Research confirmed rolling token windows as the right approach for long
document screening. ADR-012 formalizes the decision: Phase 2 implements
screen_document() with 25% overlap (512 tokens for SmolLM2-135M), max
pooling aggregation, and character offset tracking. Short inputs fall
through to screen() unchanged.
This resolves the last open question. All 6 original OQs are now resolved:
- OQ-01: ONNX removed (burn/cublas better future path)
- OQ-02: 65% codebook compression achievable
- OQ-03: Rolling token windows for Phase 2 (ADR-012)
- OQ-04: Both model-specific defaults + user-overridable
- OQ-05: Standalone API + thin adapters (ADR-011)
- OQ-06: TOML for file-based config
Phase 0→1 (Exploration → Architecture) — The project has a working PoC
demonstrating that behavioral signals from small language models can detect
adversarial inputs.

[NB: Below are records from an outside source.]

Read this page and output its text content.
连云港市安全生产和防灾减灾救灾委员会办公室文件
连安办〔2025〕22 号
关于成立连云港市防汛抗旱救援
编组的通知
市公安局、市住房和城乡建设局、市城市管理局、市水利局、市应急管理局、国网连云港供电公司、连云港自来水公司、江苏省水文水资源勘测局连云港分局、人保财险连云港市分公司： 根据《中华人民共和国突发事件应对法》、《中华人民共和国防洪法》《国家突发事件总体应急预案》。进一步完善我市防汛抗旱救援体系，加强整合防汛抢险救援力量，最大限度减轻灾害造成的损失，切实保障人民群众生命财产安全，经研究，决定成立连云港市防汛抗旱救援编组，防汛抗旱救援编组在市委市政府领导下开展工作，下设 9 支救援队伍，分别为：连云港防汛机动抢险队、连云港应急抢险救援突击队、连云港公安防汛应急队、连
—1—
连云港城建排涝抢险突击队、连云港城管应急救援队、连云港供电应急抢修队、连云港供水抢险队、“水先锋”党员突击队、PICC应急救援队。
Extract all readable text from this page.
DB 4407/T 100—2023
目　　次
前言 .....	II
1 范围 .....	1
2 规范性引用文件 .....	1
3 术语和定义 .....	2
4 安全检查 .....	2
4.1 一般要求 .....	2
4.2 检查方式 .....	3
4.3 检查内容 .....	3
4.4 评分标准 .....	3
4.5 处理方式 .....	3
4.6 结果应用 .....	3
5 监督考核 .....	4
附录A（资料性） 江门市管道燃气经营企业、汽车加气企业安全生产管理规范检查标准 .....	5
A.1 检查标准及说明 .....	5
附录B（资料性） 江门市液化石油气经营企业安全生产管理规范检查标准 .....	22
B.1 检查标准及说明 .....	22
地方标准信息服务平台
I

The core detection logic (~1,745 lines) works reasonably
well but lacks tests, has excessive codebook size, and needs extraction from
the research codebase into a properly structured Python package.
This project extracts and productionizes the behavioral signal detection
approach from the metaspline research project. A ~125M parameter model
(SmolLM2-135M) processes untrusted inputs and produces hidden state
activations. SVD-based dimensionality reduction on these activations reveals
behavioral patterns — normal inputs cluster in expected regions while
adversarial inputs produce anomalous activation signatures. The system
raises "behavioral alarms" without needing to know specific attack types.